A deteriorating fiscal outlook Revenue shortfall

Assuming that a government shutdown is avoided in December and that the debt ceiling is raised before any payments are missed, the most important fiscal question for the next six months is whether there is enough political goodwill to negotiate a tax reform package. At the moment, all the major Republican players remain committed to the principle of reform, while Paul Ryan, the House Speaker, has given up on his controversial plan to introduce a destination-based cashflow tax along with a border adjustment tax in the hope of smoothing the path for more modest reforms and tax cuts. However, the so-called 'Bix Six' administration, House and Senate figures charged with leading the way on tax changes remain a long way apart on the details, including the size of corporate tax cuts, how much high earners should benefit from income tax cuts, and what type of base broadening and revenue raising measures, if any, should be included in the reform package.
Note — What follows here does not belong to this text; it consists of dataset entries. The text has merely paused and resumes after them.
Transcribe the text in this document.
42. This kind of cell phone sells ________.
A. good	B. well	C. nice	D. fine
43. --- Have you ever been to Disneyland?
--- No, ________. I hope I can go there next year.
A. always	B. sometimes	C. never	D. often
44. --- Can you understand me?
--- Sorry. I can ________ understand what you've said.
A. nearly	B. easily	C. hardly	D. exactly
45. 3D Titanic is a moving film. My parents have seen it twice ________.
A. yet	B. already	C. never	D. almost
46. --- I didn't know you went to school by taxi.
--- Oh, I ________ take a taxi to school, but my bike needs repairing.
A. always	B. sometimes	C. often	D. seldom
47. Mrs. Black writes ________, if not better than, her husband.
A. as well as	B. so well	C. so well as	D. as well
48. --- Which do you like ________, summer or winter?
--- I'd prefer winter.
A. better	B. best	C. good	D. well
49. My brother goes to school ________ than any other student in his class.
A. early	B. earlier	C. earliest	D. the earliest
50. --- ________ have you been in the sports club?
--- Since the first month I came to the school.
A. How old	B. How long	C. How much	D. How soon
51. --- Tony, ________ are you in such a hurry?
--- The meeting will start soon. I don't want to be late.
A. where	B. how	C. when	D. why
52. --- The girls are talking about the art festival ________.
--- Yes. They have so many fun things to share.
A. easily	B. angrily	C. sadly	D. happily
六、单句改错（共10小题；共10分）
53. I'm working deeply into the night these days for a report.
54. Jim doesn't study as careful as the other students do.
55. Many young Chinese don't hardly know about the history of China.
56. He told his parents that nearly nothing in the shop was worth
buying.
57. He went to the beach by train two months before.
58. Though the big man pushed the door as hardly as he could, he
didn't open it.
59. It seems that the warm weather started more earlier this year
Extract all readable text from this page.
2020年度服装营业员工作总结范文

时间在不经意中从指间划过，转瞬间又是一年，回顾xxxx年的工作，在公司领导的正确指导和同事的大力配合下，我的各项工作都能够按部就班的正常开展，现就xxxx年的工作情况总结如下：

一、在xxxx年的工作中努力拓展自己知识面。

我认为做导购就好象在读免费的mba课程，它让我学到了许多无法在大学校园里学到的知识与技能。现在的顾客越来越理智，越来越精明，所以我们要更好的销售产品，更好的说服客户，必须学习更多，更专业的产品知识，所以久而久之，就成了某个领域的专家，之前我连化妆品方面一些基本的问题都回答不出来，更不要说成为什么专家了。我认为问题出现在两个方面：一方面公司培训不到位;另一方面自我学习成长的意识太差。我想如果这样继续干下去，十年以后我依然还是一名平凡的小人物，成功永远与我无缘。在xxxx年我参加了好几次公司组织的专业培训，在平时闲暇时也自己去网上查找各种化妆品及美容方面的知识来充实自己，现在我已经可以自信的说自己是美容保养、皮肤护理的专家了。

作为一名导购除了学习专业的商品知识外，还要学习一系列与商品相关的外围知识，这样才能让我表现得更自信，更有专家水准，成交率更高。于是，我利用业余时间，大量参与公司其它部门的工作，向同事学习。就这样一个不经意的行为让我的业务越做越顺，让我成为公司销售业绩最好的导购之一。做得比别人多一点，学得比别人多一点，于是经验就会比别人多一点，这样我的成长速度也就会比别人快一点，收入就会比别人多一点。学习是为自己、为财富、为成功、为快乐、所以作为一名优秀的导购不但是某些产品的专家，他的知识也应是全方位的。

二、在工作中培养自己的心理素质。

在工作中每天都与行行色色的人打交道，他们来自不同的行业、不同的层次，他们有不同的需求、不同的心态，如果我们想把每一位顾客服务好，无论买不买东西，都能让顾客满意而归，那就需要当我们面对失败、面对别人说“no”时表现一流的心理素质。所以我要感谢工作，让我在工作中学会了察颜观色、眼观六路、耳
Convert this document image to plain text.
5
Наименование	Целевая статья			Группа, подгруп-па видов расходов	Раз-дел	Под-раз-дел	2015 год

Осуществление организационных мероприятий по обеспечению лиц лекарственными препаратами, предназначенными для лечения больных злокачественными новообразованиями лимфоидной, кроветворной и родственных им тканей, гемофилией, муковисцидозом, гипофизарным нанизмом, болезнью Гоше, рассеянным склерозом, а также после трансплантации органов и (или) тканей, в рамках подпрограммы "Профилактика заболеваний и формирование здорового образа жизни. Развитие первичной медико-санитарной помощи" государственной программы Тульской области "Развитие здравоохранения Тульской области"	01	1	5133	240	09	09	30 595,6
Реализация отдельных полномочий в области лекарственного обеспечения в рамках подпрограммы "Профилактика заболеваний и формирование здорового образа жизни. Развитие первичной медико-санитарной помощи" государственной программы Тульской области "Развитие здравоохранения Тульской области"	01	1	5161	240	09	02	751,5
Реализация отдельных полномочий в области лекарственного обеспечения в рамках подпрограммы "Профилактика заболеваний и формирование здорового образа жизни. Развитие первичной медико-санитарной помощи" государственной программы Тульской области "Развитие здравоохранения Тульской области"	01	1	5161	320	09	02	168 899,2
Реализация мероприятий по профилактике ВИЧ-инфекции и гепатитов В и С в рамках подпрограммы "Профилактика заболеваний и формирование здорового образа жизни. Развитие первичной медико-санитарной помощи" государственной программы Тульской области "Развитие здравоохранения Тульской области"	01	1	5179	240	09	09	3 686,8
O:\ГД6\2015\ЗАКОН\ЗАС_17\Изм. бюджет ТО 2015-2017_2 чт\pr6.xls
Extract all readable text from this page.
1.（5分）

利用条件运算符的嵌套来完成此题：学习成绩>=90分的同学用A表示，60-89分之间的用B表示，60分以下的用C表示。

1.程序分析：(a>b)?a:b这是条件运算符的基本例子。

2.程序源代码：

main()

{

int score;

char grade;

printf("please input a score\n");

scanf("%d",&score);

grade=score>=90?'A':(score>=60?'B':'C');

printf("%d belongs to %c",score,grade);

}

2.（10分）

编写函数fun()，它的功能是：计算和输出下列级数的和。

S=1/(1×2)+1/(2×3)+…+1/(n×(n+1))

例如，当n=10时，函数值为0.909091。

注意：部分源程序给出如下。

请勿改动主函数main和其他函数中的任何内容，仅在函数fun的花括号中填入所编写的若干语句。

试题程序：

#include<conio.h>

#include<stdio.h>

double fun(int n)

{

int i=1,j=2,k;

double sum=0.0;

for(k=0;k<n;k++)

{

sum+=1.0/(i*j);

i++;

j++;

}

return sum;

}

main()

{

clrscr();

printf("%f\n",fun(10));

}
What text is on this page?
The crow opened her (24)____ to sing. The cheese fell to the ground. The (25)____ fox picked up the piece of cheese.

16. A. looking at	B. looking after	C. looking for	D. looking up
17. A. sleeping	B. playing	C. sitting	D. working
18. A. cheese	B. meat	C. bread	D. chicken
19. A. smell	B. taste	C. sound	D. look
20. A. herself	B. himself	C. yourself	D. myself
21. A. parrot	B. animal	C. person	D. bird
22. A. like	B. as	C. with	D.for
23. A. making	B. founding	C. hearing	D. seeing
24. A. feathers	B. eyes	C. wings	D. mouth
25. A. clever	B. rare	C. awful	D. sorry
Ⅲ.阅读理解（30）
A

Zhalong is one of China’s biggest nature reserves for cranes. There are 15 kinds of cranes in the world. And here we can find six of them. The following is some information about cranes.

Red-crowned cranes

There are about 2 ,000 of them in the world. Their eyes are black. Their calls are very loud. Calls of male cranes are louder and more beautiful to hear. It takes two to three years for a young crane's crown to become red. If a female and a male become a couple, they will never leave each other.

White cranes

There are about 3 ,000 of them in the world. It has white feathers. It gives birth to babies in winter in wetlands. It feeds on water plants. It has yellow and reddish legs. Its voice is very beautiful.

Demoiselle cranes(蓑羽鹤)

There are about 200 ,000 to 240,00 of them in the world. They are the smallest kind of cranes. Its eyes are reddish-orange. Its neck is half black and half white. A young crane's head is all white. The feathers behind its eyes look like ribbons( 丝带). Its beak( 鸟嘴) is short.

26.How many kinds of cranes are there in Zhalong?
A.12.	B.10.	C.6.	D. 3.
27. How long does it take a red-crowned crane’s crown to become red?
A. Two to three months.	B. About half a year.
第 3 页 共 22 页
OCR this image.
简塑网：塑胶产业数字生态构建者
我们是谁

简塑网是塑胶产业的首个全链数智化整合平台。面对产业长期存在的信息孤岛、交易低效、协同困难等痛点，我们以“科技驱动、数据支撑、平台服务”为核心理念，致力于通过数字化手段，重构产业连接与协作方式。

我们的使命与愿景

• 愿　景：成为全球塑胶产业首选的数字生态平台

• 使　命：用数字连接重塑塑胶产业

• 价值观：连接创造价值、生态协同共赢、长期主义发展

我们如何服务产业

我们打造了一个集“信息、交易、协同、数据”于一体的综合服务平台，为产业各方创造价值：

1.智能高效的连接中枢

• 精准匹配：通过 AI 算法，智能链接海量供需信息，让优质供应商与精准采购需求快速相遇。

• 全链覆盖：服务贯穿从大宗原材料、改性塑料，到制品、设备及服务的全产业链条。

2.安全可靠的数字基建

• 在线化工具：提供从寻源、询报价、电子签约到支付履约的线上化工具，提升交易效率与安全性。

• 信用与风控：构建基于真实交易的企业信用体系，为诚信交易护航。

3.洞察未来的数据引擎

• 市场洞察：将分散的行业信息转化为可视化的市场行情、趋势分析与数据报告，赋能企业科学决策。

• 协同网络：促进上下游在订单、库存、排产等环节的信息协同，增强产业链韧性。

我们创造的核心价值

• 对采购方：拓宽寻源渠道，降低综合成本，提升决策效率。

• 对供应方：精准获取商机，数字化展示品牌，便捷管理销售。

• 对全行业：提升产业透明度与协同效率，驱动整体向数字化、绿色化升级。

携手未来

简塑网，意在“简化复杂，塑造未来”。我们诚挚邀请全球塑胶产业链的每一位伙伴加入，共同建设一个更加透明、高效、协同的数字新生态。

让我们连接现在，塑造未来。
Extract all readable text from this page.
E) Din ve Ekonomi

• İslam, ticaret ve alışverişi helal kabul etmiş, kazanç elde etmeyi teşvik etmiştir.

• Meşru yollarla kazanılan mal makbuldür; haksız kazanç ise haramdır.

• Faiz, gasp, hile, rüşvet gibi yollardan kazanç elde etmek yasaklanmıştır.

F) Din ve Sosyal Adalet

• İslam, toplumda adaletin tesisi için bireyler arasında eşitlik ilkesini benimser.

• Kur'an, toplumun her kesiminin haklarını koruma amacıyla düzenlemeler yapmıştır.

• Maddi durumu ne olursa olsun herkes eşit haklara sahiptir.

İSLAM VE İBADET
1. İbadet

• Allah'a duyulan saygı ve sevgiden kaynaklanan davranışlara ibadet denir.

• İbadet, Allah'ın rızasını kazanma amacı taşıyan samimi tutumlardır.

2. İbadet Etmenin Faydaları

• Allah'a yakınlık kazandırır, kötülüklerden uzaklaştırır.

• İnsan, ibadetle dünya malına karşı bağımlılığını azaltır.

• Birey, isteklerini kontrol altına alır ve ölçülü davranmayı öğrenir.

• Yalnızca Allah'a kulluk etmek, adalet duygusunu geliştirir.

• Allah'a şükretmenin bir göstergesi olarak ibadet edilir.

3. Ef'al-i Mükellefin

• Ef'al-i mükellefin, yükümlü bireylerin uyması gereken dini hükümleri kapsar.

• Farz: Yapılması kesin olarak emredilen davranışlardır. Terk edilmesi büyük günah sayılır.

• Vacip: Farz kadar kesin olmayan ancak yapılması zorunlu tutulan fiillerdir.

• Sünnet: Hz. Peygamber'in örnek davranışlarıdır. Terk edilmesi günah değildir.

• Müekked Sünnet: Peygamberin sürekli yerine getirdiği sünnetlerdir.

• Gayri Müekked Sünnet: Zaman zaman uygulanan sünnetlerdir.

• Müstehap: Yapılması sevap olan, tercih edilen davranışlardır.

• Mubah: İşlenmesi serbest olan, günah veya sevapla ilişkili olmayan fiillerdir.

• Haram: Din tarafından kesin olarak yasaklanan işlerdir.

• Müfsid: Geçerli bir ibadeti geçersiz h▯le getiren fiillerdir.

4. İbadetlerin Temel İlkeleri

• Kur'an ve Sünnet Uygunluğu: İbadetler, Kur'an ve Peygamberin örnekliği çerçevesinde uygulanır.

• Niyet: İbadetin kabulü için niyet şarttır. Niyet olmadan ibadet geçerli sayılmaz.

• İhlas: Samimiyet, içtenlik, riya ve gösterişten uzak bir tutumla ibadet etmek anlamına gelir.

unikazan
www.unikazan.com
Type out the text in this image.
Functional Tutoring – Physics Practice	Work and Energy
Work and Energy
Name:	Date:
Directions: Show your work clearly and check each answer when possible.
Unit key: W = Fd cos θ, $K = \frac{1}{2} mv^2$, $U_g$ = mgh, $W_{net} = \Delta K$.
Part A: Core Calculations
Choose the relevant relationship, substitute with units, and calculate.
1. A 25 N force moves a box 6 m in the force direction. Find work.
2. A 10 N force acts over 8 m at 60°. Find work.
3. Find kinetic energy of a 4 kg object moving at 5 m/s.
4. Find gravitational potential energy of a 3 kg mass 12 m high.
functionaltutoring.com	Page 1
These issues are not trivial. They will determine whether or not the tax proposals will represent genuine long-term growth enhancing reform, and how much structural damage they will do to the budget; each one percentage point reduction in the corporate tax rate is alone estimated to lower government revenue by $100 billion over ten years, though that is before any growth benefits are taken into account. Thus, if the statutory rate was lowered from 35% to 15%, up to an additional $2 trillion could be added to the cumulative projected deficits in the current budget window. Any tax cuts for individuals and pass-through enterprises would add to the cost significantly. Keeping in mind that the federal budget deficit has widened from around 2.5% of GDP in 2015 to around 3.5% today, and that the CBO is projecting that the structural deficit will balloon to more than 5% of GDP within the next decade even without any tax cuts, as revenue growth fails to keep up with spending growth (see Charts 1 and 2), the dangers are clear. In the 1980s and 2000s Republican majorities ignored budget neutrality when opportunities to slash taxes became available. We expect it to be no different this time, though we think the size of any package will be more moderate than Trump's initial proposals and the budget rules will be stretched as far as they can to create the impression of fiscal responsibility.